Procédure devant la Cour :
Par une requête et un mémoire ampliatif, enregistrés le 24 juillet 2020 et le 9 décembre 2020, M. E..., représenté par Me C..., demande à la Cour :
1°) d'annuler ce jugement du 18 juin 2020 du tribunal administratif de Nice ;
2°) d'annuler l'arrêté du 11 septembre 2019 du préfet des Alpes-Maritimes ;
3°) d'enjoindre au préfet de lui délivrer un titre de séjour mention " étudiant " ou, à défaut, de réexaminer sa demande dans un délai de quinze jours à compter de la notification de la décision à intervenir, sous astreinte de 100 euros par jour de retard ;
4°) de mettre à la charge de l'Etat la somme de 1 500 euros sur le fondement de l'article L. 761-1 du code de justice administrative et de l'article 37 de la loi du 10 juillet 1991 sous réserve que son conseil renonce à l'aide juridictionnelle.
Il soutient que :
- sa requête est recevable ;
- le préfet a commis une erreur de droit en ce qu'il aurait dû examiner sa demande sur le fondement des dispositions de l'article L. 313-17 du code de l'entrée et du séjour des étrangers et du droit d'asile ;
- le retard du dépôt de sa demande de renouvellement de titre et l'expiration de son précédent titre de séjour sont imputables à la défaillance du système dématérialisé de prise de rendez-vous en ligne ;
- sa demande ne pouvait en conséquence être considérée comme une première demande de titre de séjour ;
- la décision méconnaît les dispositions de l'article L. 313-7 du code de l'entrée et du séjour des étrangers et du droit d'asile dès lors qu'il justifie de la progression et du sérieux de ses études ;
- elle est entachée d'une erreur manifeste d'appréciation quant aux conséquences de la mesure sur sa situation personnelle.

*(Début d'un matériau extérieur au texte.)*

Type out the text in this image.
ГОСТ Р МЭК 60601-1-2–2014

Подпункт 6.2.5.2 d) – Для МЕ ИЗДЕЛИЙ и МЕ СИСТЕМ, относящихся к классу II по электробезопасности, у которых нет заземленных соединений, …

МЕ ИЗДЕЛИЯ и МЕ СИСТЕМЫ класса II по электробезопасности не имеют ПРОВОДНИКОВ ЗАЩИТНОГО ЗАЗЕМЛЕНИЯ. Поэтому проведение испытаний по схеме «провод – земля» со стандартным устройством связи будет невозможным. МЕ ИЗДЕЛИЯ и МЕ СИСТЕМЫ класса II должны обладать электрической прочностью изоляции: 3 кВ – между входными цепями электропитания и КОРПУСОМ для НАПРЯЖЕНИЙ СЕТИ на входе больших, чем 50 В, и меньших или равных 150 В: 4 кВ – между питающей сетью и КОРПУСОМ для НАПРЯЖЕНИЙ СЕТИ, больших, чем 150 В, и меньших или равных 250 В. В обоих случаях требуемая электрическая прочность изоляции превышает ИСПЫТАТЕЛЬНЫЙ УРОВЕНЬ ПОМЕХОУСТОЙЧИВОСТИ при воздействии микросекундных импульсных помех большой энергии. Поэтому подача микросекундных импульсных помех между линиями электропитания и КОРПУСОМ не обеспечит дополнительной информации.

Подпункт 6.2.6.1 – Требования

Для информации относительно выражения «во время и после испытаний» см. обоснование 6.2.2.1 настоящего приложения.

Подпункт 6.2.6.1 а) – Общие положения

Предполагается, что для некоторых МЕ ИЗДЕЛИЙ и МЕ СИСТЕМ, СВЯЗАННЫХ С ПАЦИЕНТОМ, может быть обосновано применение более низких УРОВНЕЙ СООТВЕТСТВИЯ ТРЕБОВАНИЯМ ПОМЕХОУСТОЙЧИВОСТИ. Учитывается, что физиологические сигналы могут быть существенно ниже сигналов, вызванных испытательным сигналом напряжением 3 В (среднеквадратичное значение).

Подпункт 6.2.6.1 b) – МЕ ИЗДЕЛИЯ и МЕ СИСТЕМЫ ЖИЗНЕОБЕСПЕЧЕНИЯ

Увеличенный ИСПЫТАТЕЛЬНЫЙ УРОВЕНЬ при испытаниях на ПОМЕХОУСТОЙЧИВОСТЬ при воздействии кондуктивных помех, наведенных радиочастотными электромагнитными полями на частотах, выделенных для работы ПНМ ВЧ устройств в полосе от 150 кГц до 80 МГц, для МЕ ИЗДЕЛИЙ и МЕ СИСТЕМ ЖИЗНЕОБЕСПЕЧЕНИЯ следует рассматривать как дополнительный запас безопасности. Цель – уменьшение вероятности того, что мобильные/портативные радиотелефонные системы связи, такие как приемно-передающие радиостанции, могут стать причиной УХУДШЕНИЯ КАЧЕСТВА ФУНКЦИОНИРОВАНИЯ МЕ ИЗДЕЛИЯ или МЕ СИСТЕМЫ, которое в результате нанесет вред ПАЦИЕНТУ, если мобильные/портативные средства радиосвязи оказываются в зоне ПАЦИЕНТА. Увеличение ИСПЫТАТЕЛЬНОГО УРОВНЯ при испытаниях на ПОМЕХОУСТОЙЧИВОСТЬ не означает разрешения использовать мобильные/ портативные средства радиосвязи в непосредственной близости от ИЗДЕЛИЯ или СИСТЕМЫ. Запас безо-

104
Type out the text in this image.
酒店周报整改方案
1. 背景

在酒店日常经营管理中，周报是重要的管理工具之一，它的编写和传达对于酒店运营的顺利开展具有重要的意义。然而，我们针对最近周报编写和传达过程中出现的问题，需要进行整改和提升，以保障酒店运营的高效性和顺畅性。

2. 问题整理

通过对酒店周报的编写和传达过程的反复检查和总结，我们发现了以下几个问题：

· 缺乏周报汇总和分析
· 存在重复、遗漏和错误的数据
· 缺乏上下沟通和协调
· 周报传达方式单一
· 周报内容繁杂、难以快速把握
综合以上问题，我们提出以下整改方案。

La requête et le mémoire ampliatif ont été communiqués au préfet des Alpes-Maritimes qui n'a pas produit de défense.
M. E... a été admis à l'aide juridictionnelle totale par une décision du 27 novembre 2020 du bureau d'aide juridictionnelle près le tribunal judiciaire de Marseille.
Vu les autres pièces du dossier.
Vu :
- la convention européenne de sauvegarde des droits de l'homme et des libertés fondamentales ;
- le code de l'entrée et du séjour des étrangers et du droit d'asile ;
- la loi n° 91-647 du 10 juillet 1991 ;
- le code de justice administrative.
Le président de la formation de jugement a dispensé le rapporteur public, sur sa proposition, de prononcer des conclusions à l'audience.
Les parties ont été régulièrement averties du jour de l'audience.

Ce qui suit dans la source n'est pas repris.